Ang also served as Chairman of the Singapore Mediation Centre (2006–2011) and the Legal Heritage Committee of the Singapore Academy of Law (2011–2014), and as Vice-Chairman of the Academy's Law Reform Committee (2006–2011). In addition, he was a member of the Advisory Board of the National University of Singapore Faculty of Law, and is currently on the Advisory Council of YMCA Singapore.

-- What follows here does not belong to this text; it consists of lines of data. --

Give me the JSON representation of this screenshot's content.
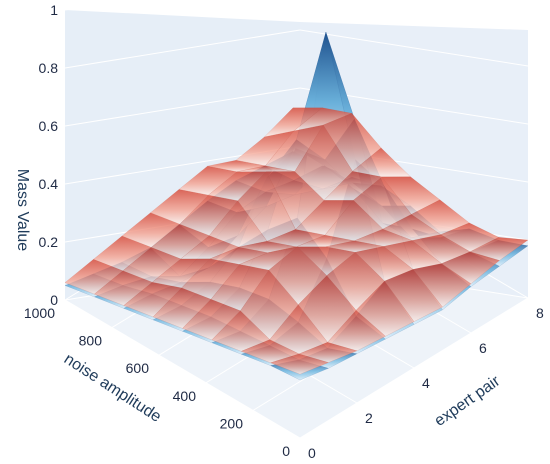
{
  "chart_data": {
    "type": "surface",
    "title": "",
    "x_axis": {
      "label": "expert pair",
      "ticks": [
        0,
        2,
        4,
        6,
        8
      ]
    },
    "y_axis": {
      "label": "noise amplitude",
      "ticks": [
        0,
        200,
        400,
        600,
        800,
        1000
      ]
    },
    "z_axis": {
      "label": "Mass Value",
      "ticks": [
        0,
        0.2,
        0.4,
        0.6,
        0.8,
        1
      ],
      "ticks_text": [
        "0",
        "0.2",
        "0.4",
        "0.6",
        "0.8",
        "1"
      ]
    },
    "series": [
      {
        "colorscale": "blue",
        "x": [
          0,
          1,
          2,
          3,
          4,
          5,
          6,
          7,
          8
        ],
        "y": [
          0,
          125,
          250,
          375,
          500,
          625,
          750,
          875,
          1000
        ],
        "z": [
          [
            0.2,
            0.18,
            0.17,
            0.16,
            0.15,
            0.14,
            0.16,
            0.17,
            0.18
          ],
          [
            0.19,
            0.15,
            0.13,
            0.18,
            0.24,
            0.22,
            0.18,
            0.16,
            0.14
          ],
          [
            0.17,
            0.14,
            0.16,
            0.32,
            0.6,
            0.45,
            0.24,
            0.15,
            0.12
          ],
          [
            0.15,
            0.13,
            0.18,
            0.4,
            0.98,
            0.62,
            0.2,
            0.09,
            0.05
          ],
          [
            0.13,
            0.12,
            0.16,
            0.3,
            0.55,
            0.42,
            0.26,
            0.14,
            0.08
          ],
          [
            0.11,
            0.1,
            0.12,
            0.18,
            0.36,
            0.4,
            0.28,
            0.16,
            0.09
          ],
          [
            0.09,
            0.08,
            0.06,
            0.05,
            0.1,
            0.14,
            0.12,
            0.08,
            0.06
          ],
          [
            0.07,
            0.05,
            0.02,
            -0.04,
            0.0,
            0.06,
            0.07,
            0.05,
            0.04
          ],
          [
            0.05,
            0.03,
            0.01,
            0.0,
            0.02,
            0.04,
            0.05,
            0.04,
            0.03
          ]
        ]
      },
      {
        "colorscale": "red",
        "x": [
          0,
          1,
          2,
          3,
          4,
          5,
          6,
          7,
          8
        ],
        "y": [
          0,
          125,
          250,
          375,
          500,
          625,
          750,
          875,
          1000
        ],
        "z": [
          [
            0.22,
            0.2,
            0.18,
            0.17,
            0.16,
            0.15,
            0.17,
            0.19,
            0.2
          ],
          [
            0.2,
            0.17,
            0.15,
            0.2,
            0.24,
            0.22,
            0.18,
            0.16,
            0.15
          ],
          [
            0.18,
            0.16,
            0.22,
            0.26,
            0.28,
            0.24,
            0.2,
            0.16,
            0.14
          ],
          [
            0.16,
            0.2,
            0.28,
            0.3,
            0.24,
            0.2,
            0.18,
            0.17,
            0.16
          ],
          [
            0.14,
            0.18,
            0.24,
            0.22,
            0.18,
            0.16,
            0.22,
            0.24,
            0.18
          ],
          [
            0.12,
            0.16,
            0.2,
            0.18,
            0.14,
            0.12,
            0.16,
            0.2,
            0.22
          ],
          [
            0.1,
            0.12,
            0.14,
            0.16,
            0.22,
            0.26,
            0.2,
            0.3,
            0.28
          ],
          [
            0.08,
            0.1,
            0.12,
            0.14,
            0.18,
            0.2,
            0.16,
            0.22,
            0.24
          ],
          [
            0.06,
            0.08,
            0.1,
            0.12,
            0.14,
            0.16,
            0.12,
            0.14,
            0.18
          ]
        ]
      }
    ],
    "gridlines": true,
    "legend": "none"
  }
}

Upon reaching the retirement age of 65 years mandated by the Constitution on 25 February 2011, Ang was reappointed as a judge for another three years until he finally retired on 25 February 2014, having served a decade on the Bench. Upon his retirement, Chief Justice Sundaresh Menon said:

I congratulate Andrew on a remarkable career in the law. Over the course of forty-three years, he has been an academic, a private practitioner and a Judge of the Supreme Court. When he was appointed to the Bench, he brought with him the experience of three decades of practice. By then he was one of the country's leading corporate and tax lawyers. It has been a pleasure for me to work with Andrew as a colleague on the Bench. I thank him for the generous and warm spirit with which he has approached his work and interacted with his fellow Judges and staff of the court and I wish him a long, happy and fulfilling retirement.

==Later years==
The Straits Times reported in February 2014 that Ang had been invited to rejoin his former law firm, Lee & Lee, as a consultant and would be undertaking arbitration and mediation work. In line with this, he is presently a senior mediator at the Singapore Mediation Centre and also a senior international mediator at Sage Mediation.

==Awards and honours==
In 2000, Ang was conferred the Pingat Bakti Masyarakat (PBM; Public Service Medal).